The Summit's three simple learning objectives were articulated at the welcome dinner: over the course of the long weekend, we would check our status on this two-year journey and hear about each other's successes, challenges, and questions. We would try or learn something new - an activity, resource, or opportunity - to take home to students. As importantly, we would rejuvenate. The Smithsonian's Earth Optimism initiative leads with hope and possibility, embedded in the thousands of reproduceable solutions to environmental problems that are so readily available to all at every scale. And yet, we were all starting a school year after the planet's hottest summer on record. We know what is at stake for the young people we teach. And so, it was critical that the agenda had ample time to explore the trails, beaches, and gardens at SERC, or simply to read or nap without fear of missing an activity.
It's hard to keep nature lovers inside though. Immersive professional development can offer educators the opportunity to fully engage in the fun activities we design for students, without the constraints of supervision. Thanks to many generous colleagues at SERC, educators enjoyed guided hikes and canoe excursions, seining, identifying species in oyster baskets and more. When a gathering is going well, participants don't stop "hanging out" after the day's formal agenda is over. Organizers had headlamps and flashlights on-hand for night hikes, and refreshments in cottage living rooms to facilitate late-night story swapping.

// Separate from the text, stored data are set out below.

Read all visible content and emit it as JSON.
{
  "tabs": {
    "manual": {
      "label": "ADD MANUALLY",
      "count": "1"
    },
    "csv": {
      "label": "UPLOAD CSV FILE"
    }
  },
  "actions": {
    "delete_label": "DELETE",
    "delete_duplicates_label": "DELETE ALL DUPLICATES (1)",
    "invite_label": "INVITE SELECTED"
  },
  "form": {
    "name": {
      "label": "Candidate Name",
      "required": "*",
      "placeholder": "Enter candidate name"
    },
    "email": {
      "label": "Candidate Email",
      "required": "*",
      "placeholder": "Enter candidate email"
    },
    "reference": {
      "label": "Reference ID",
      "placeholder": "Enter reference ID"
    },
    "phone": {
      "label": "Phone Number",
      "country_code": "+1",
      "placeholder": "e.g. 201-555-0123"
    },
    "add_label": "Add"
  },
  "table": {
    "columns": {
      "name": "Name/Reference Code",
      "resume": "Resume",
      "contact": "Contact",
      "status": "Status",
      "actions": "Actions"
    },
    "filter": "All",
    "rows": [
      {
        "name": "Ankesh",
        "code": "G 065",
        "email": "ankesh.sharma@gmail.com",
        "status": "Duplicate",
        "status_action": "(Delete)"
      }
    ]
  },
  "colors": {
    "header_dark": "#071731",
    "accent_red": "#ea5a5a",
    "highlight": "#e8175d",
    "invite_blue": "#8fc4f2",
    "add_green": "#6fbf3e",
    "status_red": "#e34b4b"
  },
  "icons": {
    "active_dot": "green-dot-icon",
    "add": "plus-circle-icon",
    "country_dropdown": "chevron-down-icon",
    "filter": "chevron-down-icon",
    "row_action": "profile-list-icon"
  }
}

It was essential that the Earth Optimism message was conveyed not only through sessions and activities, but through every aspect of the Summit's organization. Walk the talk of what you teach. It may take a bit more effort to find a caterer or work with facilities staff to commit to a low- or no-waste event, but it is worth it. All catered items at the Summit were compostable or recyclable aluminum. Imagine a four day event without any plastic! Coffee mugs from organizers' personal collections served as conversation starters as much as green gestures. What a relief these practices are for educators who encourage their students every day to take such actions at school, and to understand why it's important.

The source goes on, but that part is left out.